Artistic director of the National Theatre Rufus Norris has crafted an analysis of the implications for all of us living in Brexit Britain, alongside Poet Laureate Carol Ann Duffy and some ‘ordinary voices’ collected from ten corners of our ever fractious ‘ United’ Kingdom. It is an ambitious task indeed, and not one which has been undertaken lightly.
A fantastic cast of seven- Seema Bowri; Cavan Clarke, Laura Elphinstone, Adam Ewan, Stewart McQuarrie and Christian Patterson, with a formidable Penny Layden front and centre as a battered Britannia, fuse Duffy’s proud yet undeterred poetry and weave one voice with many sentiments. Each represent a part of the UK, from different backgrounds.
Verbatim theatre is only as good as its voices, though, and despite a crisp, humorous dissection of the idiocy of political rhetoric (Layden’s Boris is a joy to behold- uncannily emulating his flapping, bizarre aphorisms about lobsters and saying ‘knickers’ to remainers) it sometimes falls a little flat. For every articulate disgruntled citizen,like the Edinburgh resident bemoaning the state-funded Fettes schoolchildren dominating prime positions in the workforce, there is a trite observation which adds little or nothing to the debates around multi-culturalism and the common market, and the usual Daily Mail anti-immigration drivel.

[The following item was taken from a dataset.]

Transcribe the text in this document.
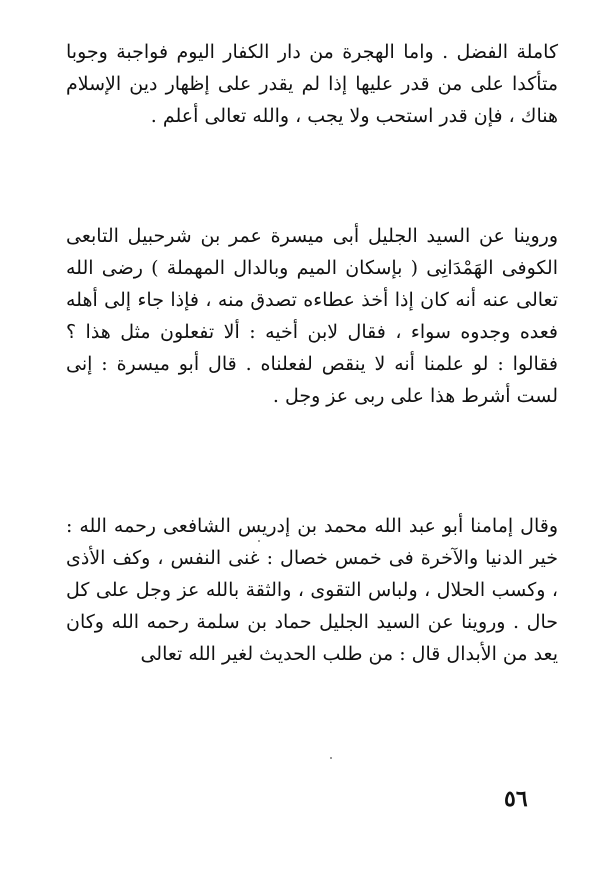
كاملة الفضل . واما الهجرة من دار الكفار اليوم فواجبة وجوبا متأكدا على من قدر عليها إذا لم يقدر على إظهار دين الإسلام هناك ، فإن قدر استحب ولا يجب ، والله تعالى أعلم .

وروينا عن السيد الجليل أبى ميسرة عمر بن شرحبيل التابعى الكوفى الهَمْدَانِى ( بإسكان الميم وبالدال المهملة ) رضى الله تعالى عنه أنه كان إذا أخذ عطاءه تصدق منه ، فإذا جاء إلى أهله فعده وجدوه سواء ، فقال لابن أخيه : ألا تفعلون مثل هذا ؟ فقالوا : لو علمنا أنه لا ينقص لفعلناه . قال أبو ميسرة : إنى لست أشرط هذا على ربى عز وجل .

وقال إمامنا أبو عبد الله محمد بن إدريس الشافعى رحمه الله : خير الدنيا والآخرة فى خمس خصال : غنى النفس ، وكف الأذى ، وكسب الحلال ، ولباس التقوى ، والثقة بالله عز وجل على كل حال . وروينا عن السيد الجليل حماد بن سلمة رحمه الله وكان يعد من الأبدال قال : من طلب الحديث لغير الله تعالى

٥٦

Worse still, stereotypes pervade across the production- the Welshman has a wonderful singing voice; the whisky-swilling Scot is easy to anger, the Geordie exists on a diet of chips. A dance-off undermines any serious points about the campaigners from either side and the climate of media-perpetuated fear. Meritocracy is only briefly explored, and the voices of remainers few and far-between.
The voices become an incoherent babble, more Mad Hatter’s Tea Party than debating chamber, and the effect is somewhat akin to watching endless You Tube videos of dissenting voices, or the scene in which Bowie’s Thomas Newton watches a bank of television sets at once in The Man Who Fell to Earth. So much sound, saying so little. ‘Empty vessels’, as the Bard had it.
Yet, it is hard to dislike. Older people who voted for Brexit did not necessarily do so through racist views, the piece suggests, but rather from a love of the familiar. The old ways of life are like a favourite food to the second world war generation- some simplicity has been lost, it seems, in our media-savvy times, where we are never far from the constant thrum of technology.
And if this can provoke debate for the younger generation- often dismissed as ‘snowflakes’ or ‘millenials’, with little to say, so much the better. Norris and Duffy’s production may be flawed, but at least it provides a platform for those who are still under- represented on the stage.’Plus ca change’, as our French cousins have it.